Things like tracking appointments, anticipating needs, monitoring emotions in the household, managing routines, transitions, social dynamics, schedules, meals, school communication, and planning ahead constantly, while trying to appear calm and capable.

For many women, this level of mental organization is socially expected and rarely acknowledged. For autistic and ADHD women, it can become completely overwhelming and consuming. What makes this especially complicated is that many women have spent years masking. They learn early how to adapt, people-please, and perform competence in ways that hide how much effort everyday functioning actually requires.

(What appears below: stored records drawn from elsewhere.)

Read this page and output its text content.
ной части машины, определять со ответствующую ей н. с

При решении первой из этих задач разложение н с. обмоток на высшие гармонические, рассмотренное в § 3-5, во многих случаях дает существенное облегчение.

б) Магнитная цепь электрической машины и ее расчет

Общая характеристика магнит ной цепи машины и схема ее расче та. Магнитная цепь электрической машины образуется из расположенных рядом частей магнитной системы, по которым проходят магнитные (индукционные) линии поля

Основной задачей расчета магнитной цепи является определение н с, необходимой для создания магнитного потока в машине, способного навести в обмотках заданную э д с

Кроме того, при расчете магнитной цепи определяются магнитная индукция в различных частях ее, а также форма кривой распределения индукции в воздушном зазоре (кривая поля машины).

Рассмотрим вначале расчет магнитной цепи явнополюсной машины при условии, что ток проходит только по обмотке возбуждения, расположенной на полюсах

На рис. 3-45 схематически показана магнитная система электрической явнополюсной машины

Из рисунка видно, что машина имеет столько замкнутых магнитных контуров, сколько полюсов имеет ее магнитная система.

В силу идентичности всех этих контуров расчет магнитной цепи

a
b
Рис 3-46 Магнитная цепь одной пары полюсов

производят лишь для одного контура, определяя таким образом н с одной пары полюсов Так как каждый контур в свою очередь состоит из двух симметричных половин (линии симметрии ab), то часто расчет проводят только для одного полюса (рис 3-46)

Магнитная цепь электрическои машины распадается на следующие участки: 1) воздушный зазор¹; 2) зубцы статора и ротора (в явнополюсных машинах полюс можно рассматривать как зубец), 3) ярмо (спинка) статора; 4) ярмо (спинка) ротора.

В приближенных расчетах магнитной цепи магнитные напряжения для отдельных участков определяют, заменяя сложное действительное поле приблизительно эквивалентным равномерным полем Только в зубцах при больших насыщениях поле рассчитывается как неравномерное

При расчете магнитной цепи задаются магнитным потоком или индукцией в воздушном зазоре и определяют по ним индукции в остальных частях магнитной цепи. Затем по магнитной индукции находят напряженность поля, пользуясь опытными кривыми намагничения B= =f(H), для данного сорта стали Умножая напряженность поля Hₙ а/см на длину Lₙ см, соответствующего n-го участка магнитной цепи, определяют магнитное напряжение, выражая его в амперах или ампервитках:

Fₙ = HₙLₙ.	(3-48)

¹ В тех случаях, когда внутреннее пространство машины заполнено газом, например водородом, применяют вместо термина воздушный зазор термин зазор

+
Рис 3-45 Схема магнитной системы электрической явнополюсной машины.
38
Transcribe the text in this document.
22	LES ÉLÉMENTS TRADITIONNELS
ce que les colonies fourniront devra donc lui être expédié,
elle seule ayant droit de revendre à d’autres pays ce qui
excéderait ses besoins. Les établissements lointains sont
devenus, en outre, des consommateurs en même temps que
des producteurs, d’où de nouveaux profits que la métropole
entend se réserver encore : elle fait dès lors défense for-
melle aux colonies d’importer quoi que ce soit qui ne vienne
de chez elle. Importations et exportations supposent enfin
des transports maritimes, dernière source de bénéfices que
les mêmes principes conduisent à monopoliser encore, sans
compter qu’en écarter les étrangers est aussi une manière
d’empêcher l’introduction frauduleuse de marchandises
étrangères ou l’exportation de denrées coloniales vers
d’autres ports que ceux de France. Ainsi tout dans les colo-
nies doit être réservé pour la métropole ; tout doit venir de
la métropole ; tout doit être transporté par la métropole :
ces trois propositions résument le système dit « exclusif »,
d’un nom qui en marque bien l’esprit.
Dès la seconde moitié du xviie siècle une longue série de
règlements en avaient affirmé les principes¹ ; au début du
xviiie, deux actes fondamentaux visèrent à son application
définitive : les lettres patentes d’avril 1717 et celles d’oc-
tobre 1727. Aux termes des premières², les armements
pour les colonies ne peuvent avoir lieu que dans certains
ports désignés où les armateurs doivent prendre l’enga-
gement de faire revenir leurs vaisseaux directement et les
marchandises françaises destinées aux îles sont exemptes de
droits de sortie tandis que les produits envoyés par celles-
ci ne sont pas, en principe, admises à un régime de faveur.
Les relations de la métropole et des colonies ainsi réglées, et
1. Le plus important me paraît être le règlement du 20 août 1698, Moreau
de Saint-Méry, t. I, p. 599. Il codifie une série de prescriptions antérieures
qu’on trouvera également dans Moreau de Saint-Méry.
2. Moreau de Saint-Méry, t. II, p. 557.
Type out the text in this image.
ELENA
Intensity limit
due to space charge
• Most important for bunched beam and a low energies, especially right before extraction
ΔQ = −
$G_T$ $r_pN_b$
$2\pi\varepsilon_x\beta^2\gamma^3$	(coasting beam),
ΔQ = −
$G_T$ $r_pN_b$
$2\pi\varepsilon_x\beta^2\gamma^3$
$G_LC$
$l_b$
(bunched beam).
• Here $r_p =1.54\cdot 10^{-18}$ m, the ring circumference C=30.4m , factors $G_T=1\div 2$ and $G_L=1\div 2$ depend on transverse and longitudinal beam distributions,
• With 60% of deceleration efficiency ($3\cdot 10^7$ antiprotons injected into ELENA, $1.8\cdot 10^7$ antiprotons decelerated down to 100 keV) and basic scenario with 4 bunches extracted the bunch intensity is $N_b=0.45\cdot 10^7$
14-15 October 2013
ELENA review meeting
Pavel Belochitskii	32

From the outside, they may appear organized, high-achieving, and emotionally aware, but what often gets missed is the personal cost.
The feeling that daily life requires an unsustainable amount of effort just to keep everything from falling apart.

Too often, clinicians only see the bigger symptoms like anxiety, depression, irritability, shutdown, or burnout, without stepping back to examine the broader context of a woman’s life. This is something we talk about early with our students at Counselling & Behaviour: A Mental Health & Psychotherapy Clinic in Toronto. We pay attention to the systems around the person, and what functioning costs somebody. Someone appearing “high functioning” doesn’t mean they aren’t struggling. Sometimes it means they’ve become exceptionally good at hiding it.

If we only assess what’s visible on the surface, we miss the bigger picture, and when we miss the bigger picture, women continue to go unsupported.